Sorry you really have to do a better argument than that Thom ... because your comment doesn't make any sense.


It actually isn't (and never really has been) the TECHNICAL superiority of Windows over Linux that made it 'a better gaming platform'. It's always been due to the high volume of users that the game makers targeted Windows.

Technically, Linux is better, as Valve's own benchmarks have shown. It's a tighter kernel overall than the Windows one.

Also as Thom properly compared this too, DOS vs Windows days.

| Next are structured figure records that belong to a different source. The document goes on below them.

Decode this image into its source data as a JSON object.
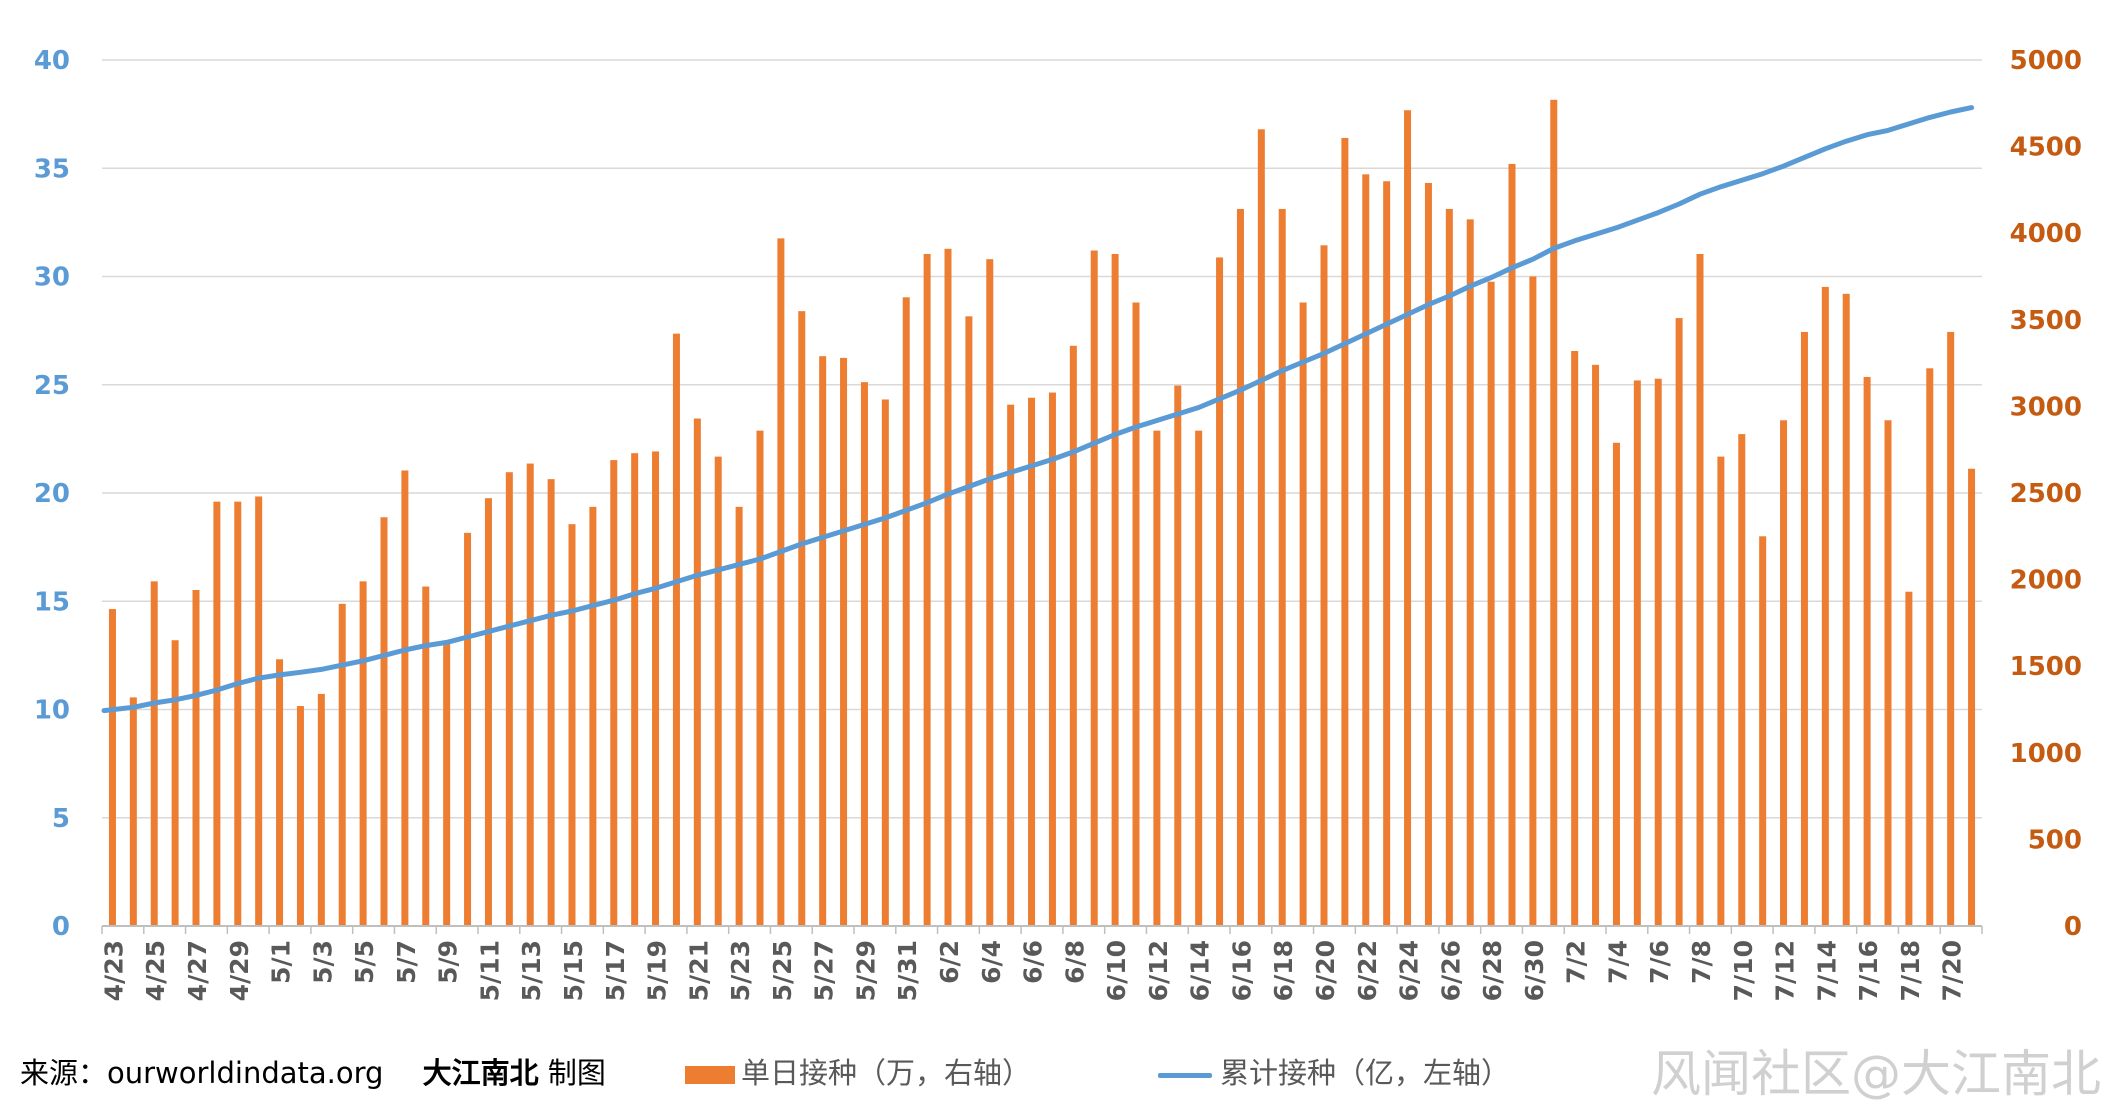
{
  "chart_data": {
    "type": "bar+line",
    "categories": [
      "4/23",
      "4/24",
      "4/25",
      "4/26",
      "4/27",
      "4/28",
      "4/29",
      "4/30",
      "5/1",
      "5/2",
      "5/3",
      "5/4",
      "5/5",
      "5/6",
      "5/7",
      "5/8",
      "5/9",
      "5/10",
      "5/11",
      "5/12",
      "5/13",
      "5/14",
      "5/15",
      "5/16",
      "5/17",
      "5/18",
      "5/19",
      "5/20",
      "5/21",
      "5/22",
      "5/23",
      "5/24",
      "5/25",
      "5/26",
      "5/27",
      "5/28",
      "5/29",
      "5/30",
      "5/31",
      "6/1",
      "6/2",
      "6/3",
      "6/4",
      "6/5",
      "6/6",
      "6/7",
      "6/8",
      "6/9",
      "6/10",
      "6/11",
      "6/12",
      "6/13",
      "6/14",
      "6/15",
      "6/16",
      "6/17",
      "6/18",
      "6/19",
      "6/20",
      "6/21",
      "6/22",
      "6/23",
      "6/24",
      "6/25",
      "6/26",
      "6/27",
      "6/28",
      "6/29",
      "6/30",
      "7/1",
      "7/2",
      "7/3",
      "7/4",
      "7/5",
      "7/6",
      "7/7",
      "7/8",
      "7/9",
      "7/10",
      "7/11",
      "7/12",
      "7/13",
      "7/14",
      "7/15",
      "7/16",
      "7/17",
      "7/18",
      "7/19",
      "7/20",
      "7/21"
    ],
    "tick_labels": [
      "4/23",
      "4/25",
      "4/27",
      "4/29",
      "5/1",
      "5/3",
      "5/5",
      "5/7",
      "5/9",
      "5/11",
      "5/13",
      "5/15",
      "5/17",
      "5/19",
      "5/21",
      "5/23",
      "5/25",
      "5/27",
      "5/29",
      "5/31",
      "6/2",
      "6/4",
      "6/6",
      "6/8",
      "6/10",
      "6/12",
      "6/14",
      "6/16",
      "6/18",
      "6/20",
      "6/22",
      "6/24",
      "6/26",
      "6/28",
      "6/30",
      "7/2",
      "7/4",
      "7/6",
      "7/8",
      "7/10",
      "7/12",
      "7/14",
      "7/16",
      "7/18",
      "7/20"
    ],
    "series": [
      {
        "name": "单日接种（万，右轴）",
        "type": "bar",
        "axis": "right",
        "color": "#ED7D31",
        "values": [
          1830,
          1320,
          1990,
          1650,
          1940,
          2450,
          2450,
          2480,
          1540,
          1270,
          1340,
          1860,
          1990,
          2360,
          2630,
          1960,
          1630,
          2270,
          2470,
          2620,
          2670,
          2580,
          2320,
          2420,
          2690,
          2730,
          2740,
          3420,
          2930,
          2710,
          2420,
          2860,
          3970,
          3550,
          3290,
          3280,
          3140,
          3040,
          3630,
          3880,
          3910,
          3520,
          3850,
          3010,
          3050,
          3080,
          3350,
          3900,
          3880,
          3600,
          2860,
          3120,
          2860,
          3860,
          4140,
          4600,
          4140,
          3600,
          3930,
          4550,
          4340,
          4300,
          4710,
          4290,
          4140,
          4080,
          3720,
          4400,
          3750,
          4770,
          3320,
          3240,
          2790,
          3150,
          3160,
          3510,
          3880,
          2710,
          2840,
          2250,
          2920,
          3430,
          3690,
          3650,
          3170,
          2920,
          1930,
          3220,
          3430,
          2640
        ]
      },
      {
        "name": "累计接种（亿，左轴）",
        "type": "line",
        "axis": "left",
        "color": "#5B9BD5",
        "values": [
          9.95,
          10.1,
          10.3,
          10.45,
          10.65,
          10.9,
          11.2,
          11.45,
          11.6,
          11.72,
          11.85,
          12.05,
          12.25,
          12.5,
          12.75,
          12.95,
          13.1,
          13.35,
          13.6,
          13.85,
          14.1,
          14.35,
          14.55,
          14.8,
          15.05,
          15.35,
          15.6,
          15.9,
          16.2,
          16.45,
          16.7,
          16.95,
          17.3,
          17.65,
          17.95,
          18.25,
          18.55,
          18.85,
          19.2,
          19.55,
          19.95,
          20.3,
          20.65,
          20.95,
          21.25,
          21.55,
          21.9,
          22.3,
          22.7,
          23.05,
          23.35,
          23.65,
          23.95,
          24.35,
          24.75,
          25.2,
          25.65,
          26.05,
          26.45,
          26.9,
          27.35,
          27.8,
          28.25,
          28.7,
          29.1,
          29.55,
          29.95,
          30.4,
          30.8,
          31.3,
          31.65,
          31.95,
          32.25,
          32.6,
          32.95,
          33.35,
          33.8,
          34.15,
          34.45,
          34.75,
          35.1,
          35.5,
          35.9,
          36.25,
          36.55,
          36.75,
          37.05,
          37.35,
          37.6,
          37.8
        ]
      }
    ],
    "left_axis": {
      "ylim": [
        0,
        40
      ],
      "ticks": [
        0,
        5,
        10,
        15,
        20,
        25,
        30,
        35,
        40
      ],
      "color": "#5B9BD5"
    },
    "right_axis": {
      "ylim": [
        0,
        5000
      ],
      "ticks": [
        0,
        500,
        1000,
        1500,
        2000,
        2500,
        3000,
        3500,
        4000,
        4500,
        5000
      ],
      "color": "#C55A11"
    },
    "grid": true,
    "legend": "bottom"
  },
  "footer": {
    "source_label": "来源：ourworldindata.org",
    "maker_name": "大江南北",
    "maker_suffix": "制图",
    "legend_bar_label": "单日接种（万，右轴）",
    "legend_line_label": "累计接种（亿，左轴）",
    "watermark": "风闻社区@大江南北"
  }
}
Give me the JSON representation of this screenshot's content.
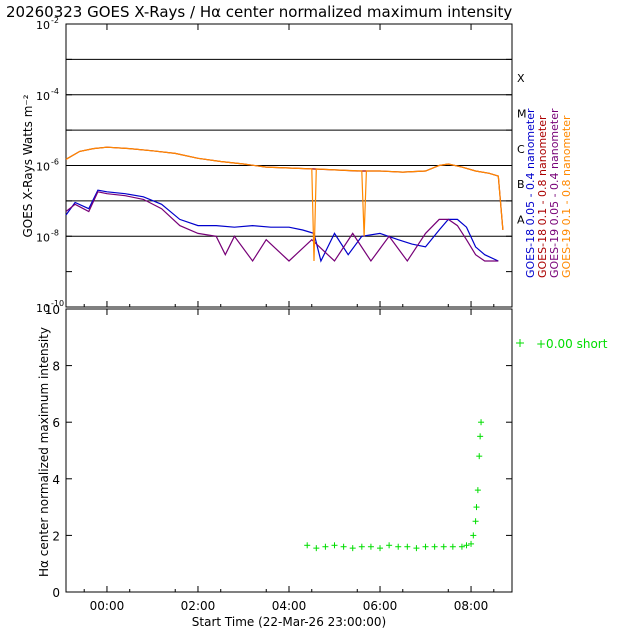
{
  "title": "20260323 GOES X-Rays / Hα center normalized maximum intensity",
  "x_axis": {
    "label": "Start Time (22-Mar-26 23:00:00)",
    "ticks": [
      "00:00",
      "02:00",
      "04:00",
      "06:00",
      "08:00"
    ]
  },
  "colors": {
    "goes18_short": "#0000cc",
    "goes18_long": "#aa0000",
    "goes19_short": "#770077",
    "goes19_long": "#ff8800",
    "halpha": "#00dd00"
  },
  "chart_data": [
    {
      "type": "line",
      "ylabel": "GOES X-Rays Watts m⁻²",
      "y_scale": "log",
      "ylim": [
        1e-10,
        0.01
      ],
      "xlim_hours": [
        -0.9,
        8.9
      ],
      "y_ticks": [
        {
          "label": "10",
          "exp": "-2"
        },
        {
          "label": "10",
          "exp": "-4"
        },
        {
          "label": "10",
          "exp": "-6"
        },
        {
          "label": "10",
          "exp": "-8"
        },
        {
          "label": "10",
          "exp": "-10"
        }
      ],
      "flare_classes": [
        "X",
        "M",
        "C",
        "B",
        "A"
      ],
      "grid": true,
      "series": [
        {
          "name": "GOES-18 0.05 - 0.4 nanometer",
          "color_key": "goes18_short",
          "x": [
            -0.9,
            -0.7,
            -0.4,
            -0.2,
            0.0,
            0.4,
            0.8,
            1.2,
            1.6,
            2.0,
            2.4,
            2.8,
            3.2,
            3.6,
            4.0,
            4.3,
            4.55,
            4.7,
            5.0,
            5.3,
            5.6,
            6.0,
            6.4,
            6.7,
            7.0,
            7.3,
            7.5,
            7.7,
            7.9,
            8.1,
            8.3,
            8.6
          ],
          "y": [
            4e-08,
            9e-08,
            6e-08,
            2e-07,
            1.8e-07,
            1.6e-07,
            1.3e-07,
            8e-08,
            3e-08,
            2e-08,
            2e-08,
            1.8e-08,
            2e-08,
            1.8e-08,
            1.8e-08,
            1.5e-08,
            1.2e-08,
            2e-09,
            1.2e-08,
            3e-09,
            1e-08,
            1.2e-08,
            8e-09,
            6e-09,
            5e-09,
            1.5e-08,
            3e-08,
            3e-08,
            1.8e-08,
            5e-09,
            3e-09,
            2e-09
          ]
        },
        {
          "name": "GOES-18 0.1 - 0.8 nanometer",
          "color_key": "goes18_long",
          "x": [
            -0.9,
            -0.6,
            -0.3,
            0.0,
            0.5,
            1.0,
            1.5,
            2.0,
            2.5,
            3.0,
            3.5,
            4.0,
            4.5,
            5.0,
            5.5,
            6.0,
            6.5,
            7.0,
            7.3,
            7.5,
            7.8,
            8.1,
            8.4,
            8.6,
            8.7
          ],
          "y": [
            1.5e-06,
            2.5e-06,
            3e-06,
            3.3e-06,
            3e-06,
            2.6e-06,
            2.2e-06,
            1.6e-06,
            1.3e-06,
            1.1e-06,
            9e-07,
            8.5e-07,
            8e-07,
            7.5e-07,
            7e-07,
            7e-07,
            6.5e-07,
            7e-07,
            1e-06,
            1.1e-06,
            9e-07,
            7e-07,
            6e-07,
            5e-07,
            1.5e-08
          ]
        },
        {
          "name": "GOES-19 0.05 - 0.4 nanometer",
          "color_key": "goes19_short",
          "x": [
            -0.9,
            -0.7,
            -0.4,
            -0.2,
            0.0,
            0.4,
            0.8,
            1.2,
            1.6,
            2.0,
            2.4,
            2.6,
            2.8,
            3.2,
            3.5,
            4.0,
            4.5,
            5.0,
            5.4,
            5.8,
            6.2,
            6.6,
            7.0,
            7.3,
            7.5,
            7.7,
            7.9,
            8.1,
            8.3,
            8.6
          ],
          "y": [
            5e-08,
            8e-08,
            5e-08,
            1.8e-07,
            1.6e-07,
            1.4e-07,
            1.1e-07,
            6e-08,
            2e-08,
            1.2e-08,
            1e-08,
            3e-09,
            1e-08,
            2e-09,
            8e-09,
            2e-09,
            8e-09,
            2e-09,
            1.2e-08,
            2e-09,
            1e-08,
            2e-09,
            1.2e-08,
            3e-08,
            3e-08,
            2e-08,
            8e-09,
            3e-09,
            2e-09,
            2e-09
          ]
        },
        {
          "name": "GOES-19 0.1 - 0.8 nanometer",
          "color_key": "goes19_long",
          "x": [
            -0.9,
            -0.6,
            -0.3,
            0.0,
            0.5,
            1.0,
            1.5,
            2.0,
            2.5,
            3.0,
            3.5,
            4.0,
            4.5,
            4.55,
            4.6,
            5.0,
            5.6,
            5.65,
            5.7,
            6.0,
            6.5,
            7.0,
            7.3,
            7.5,
            7.8,
            8.1,
            8.4,
            8.6,
            8.7
          ],
          "y": [
            1.5e-06,
            2.5e-06,
            3e-06,
            3.3e-06,
            3e-06,
            2.6e-06,
            2.2e-06,
            1.6e-06,
            1.3e-06,
            1.1e-06,
            9e-07,
            8.5e-07,
            8e-07,
            2e-09,
            8e-07,
            7.5e-07,
            7e-07,
            1e-08,
            7e-07,
            7e-07,
            6.5e-07,
            7e-07,
            1e-06,
            1.1e-06,
            9e-07,
            7e-07,
            6e-07,
            5e-07,
            1.5e-08
          ]
        }
      ],
      "legend_position": "right-vertical"
    },
    {
      "type": "scatter",
      "ylabel": "Hα center normalized maximum intensity",
      "ylim": [
        0,
        10
      ],
      "xlim_hours": [
        -0.9,
        8.9
      ],
      "y_ticks": [
        "0",
        "2",
        "4",
        "6",
        "8",
        "10"
      ],
      "series": [
        {
          "name": "+0.00 short",
          "color_key": "halpha",
          "x": [
            4.4,
            4.6,
            4.8,
            5.0,
            5.2,
            5.4,
            5.6,
            5.8,
            6.0,
            6.2,
            6.4,
            6.6,
            6.8,
            7.0,
            7.2,
            7.4,
            7.6,
            7.8,
            7.9,
            8.0,
            8.05,
            8.1,
            8.12,
            8.15,
            8.18,
            8.2,
            8.22
          ],
          "y": [
            1.65,
            1.55,
            1.6,
            1.65,
            1.6,
            1.55,
            1.6,
            1.6,
            1.55,
            1.65,
            1.6,
            1.6,
            1.55,
            1.6,
            1.6,
            1.6,
            1.6,
            1.6,
            1.65,
            1.7,
            2.0,
            2.5,
            3.0,
            3.6,
            4.8,
            5.5,
            6.0
          ]
        }
      ],
      "legend_position": "top-right-outside"
    }
  ]
}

Most publishers still shied away from games on Windows back then because DOS really allowed full on hardware access whereas Windows did not until DirectX came along, and even then in the early days that was extremely spotty. Most of the games started getting Windows versions simply due to demand, since most people either had issues with the DOS versions, or figured Windows wouldn't run them anymore. And after Windows ME that was true anyhow.

Reply Parent Score: 5

RE[7]: Comment by shmerl
by lucas_maximus on Wed 27th Nov 2013 18:51 in reply to "RE[6]: Comment by shmerl"
lucas_maximus Member since:
2009-08-18

Technically, Linux is better, as Valve's own benchmarks have shown. It's a tighter kernel overall than the Windows one.


It was a few frames per second (I believe it was well over 200 FPS) so the percentage increased was negligible. We have no idea how the Windows box was configured.

Also they were testing it against a Direct X 9 games engine. Direct X 10 and above is faster. Valve don't have a Direct X 10 engine.

Reply Parent Score: 3

RE[8]: Comment by shmerl
by WereCatf on Wed 27th Nov 2013 20:55 in reply to "RE[7]: Comment by shmerl"
WereCatf Member since:
2006-02-15

It was a few frames per second (I believe it was well over 200 FPS) so the percentage increased was negligible.


Left 4 Dead 2 ran at 315 frames per second on the developer's Ubuntu Linux machine, versus 270 frames per second on a Windows PC -- that's a 16% increase. That's definitely not "negligible."